For further musings on the crazy things that happen in life, visit Kathy at
 It Bloggles The Mind


  1. Hi! I'm an Erma also. I won second place for Dayton writers in this year's Erma Bombeck writer's competition! visit me at http://tiny.cc/mollyc Hope to see you at the conference this year! molly

  2. We're doomed. DOOOOOOOOOOOMED. Oops. Was that outloud?

  3. I read an article some time ago that likened lovemaking after kids to sneaking around behind your parent's backs when we were teens. Now the 'parents' wear diapers or ask for money. :)

  4. LOL! Lots of great lines in here. Particularly, "Somebody will get all of his needs met and somebody will not." :)

  5. Oh, Kathy, SO spot-on! How we managed to conceive a second child after the first one completely mystifies me.

    Speaking of, Say Stacey--how many kids do you have?

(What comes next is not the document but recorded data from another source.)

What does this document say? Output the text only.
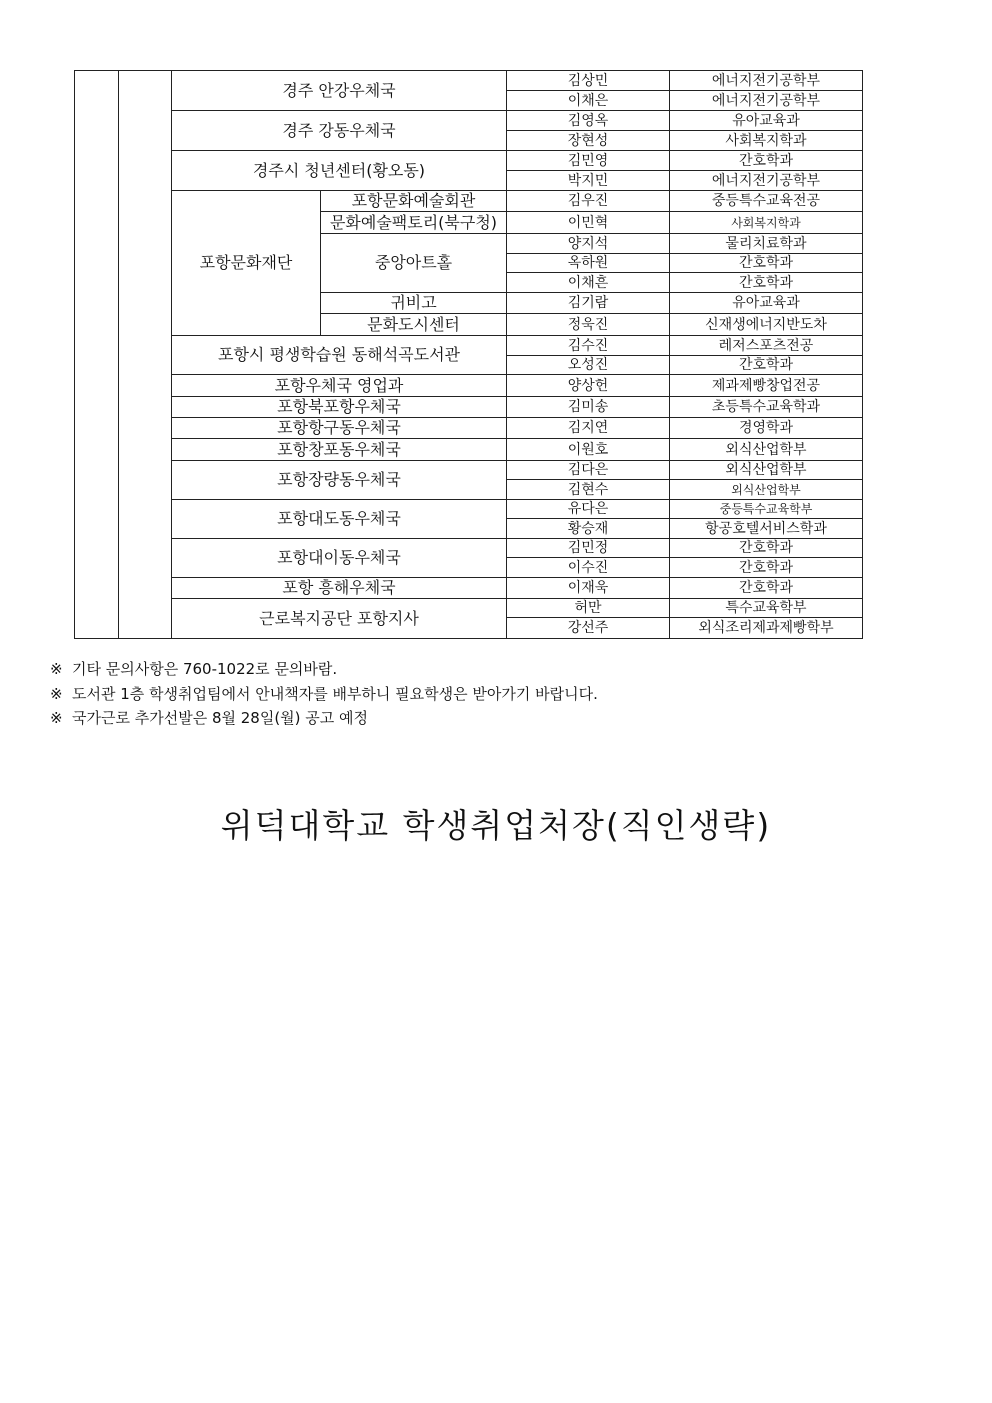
		경주 안강우체국		김상민	에너지전기공학부
				이채은	에너지전기공학부
		경주 강동우체국		김영옥	유아교육과
				장현성	사회복지학과
		경주시 청년센터(황오동)		김민영	간호학과
				박지민	에너지전기공학부
		포항문화재단	포항문화예술회관	김우진	중등특수교육전공
			문화예술팩토리(북구청)	이민혁	사회복지학과
			중앙아트홀	양지석	물리치료학과
				옥하원	간호학과
				이채흔	간호학과
			귀비고	김기람	유아교육과
			문화도시센터	정욱진	신재생에너지반도차
		포항시 평생학습원 동해석곡도서관		김수진	레저스포츠전공
				오성진	간호학과
		포항우체국 영업과		양상헌	제과제빵창업전공
		포항북포항우체국		김미송	초등특수교육학과
		포항항구동우체국		김지연	경영학과
		포항창포동우체국		이원호	외식산업학부
		포항장량동우체국		김다은	외식산업학부
				김현수	외식산업학부
		포항대도동우체국		유다은	중등특수교육학부
				황승재	항공호텔서비스학과
		포항대이동우체국		김민정	간호학과
				이수진	간호학과
		포항 흥해우체국		이재욱	간호학과
		근로복지공단 포항지사		허만	특수교육학부
				강선주	외식조리제과제빵학부
※ 기타 문의사항은 760-1022로 문의바람.
※ 도서관 1층 학생취업팀에서 안내책자를 배부하니 필요학생은 받아가기 바랍니다.
※ 국가근로 추가선발은 8월 28일(월) 공고 예정
위덕대학교 학생취업처장(직인생략)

  6. Empty Nest. Empty Nest. Empty Nest. Sometimes I just like to say it over and over. It just sounds so good! Like chocolate for the ears.

    Stacey has FIVE kids. *snicker*

  7. ROFL!!!!!

    Well, I have an empty nest, but I swear the gods are against us. If I am able to see him two days in a row in the same month, I consider myself lucky.

  8. Well, my kids are 19, 22 and 23. We think one is moving out this summer, but I'll believe it when I see it.

    Maybe it they don't move out, my husband and I will!

  9. We deliberately chose this floorplan to be built because the kids' rooms (three! I'm so stupid) are upstairs with the laundry room, and the master bedroom is downstairs with the fireplace. Not that we've had a chance to do anything more than heavy breathing and a little thigh-clenching in front of the fireplace, but still.

    You know, now that I think about it, we're still getting interrupted, even on a different floor.

    That settles it. I'm putting caltrops on the stairs.

  10. Thigh-clenching! *Envy*

    Teenagers never go away. They call in reinforcements on their evil little cell phones!

  11. Thank you to everybody for your comments. I appreciate that. I kinda figured this topic might interest you girls!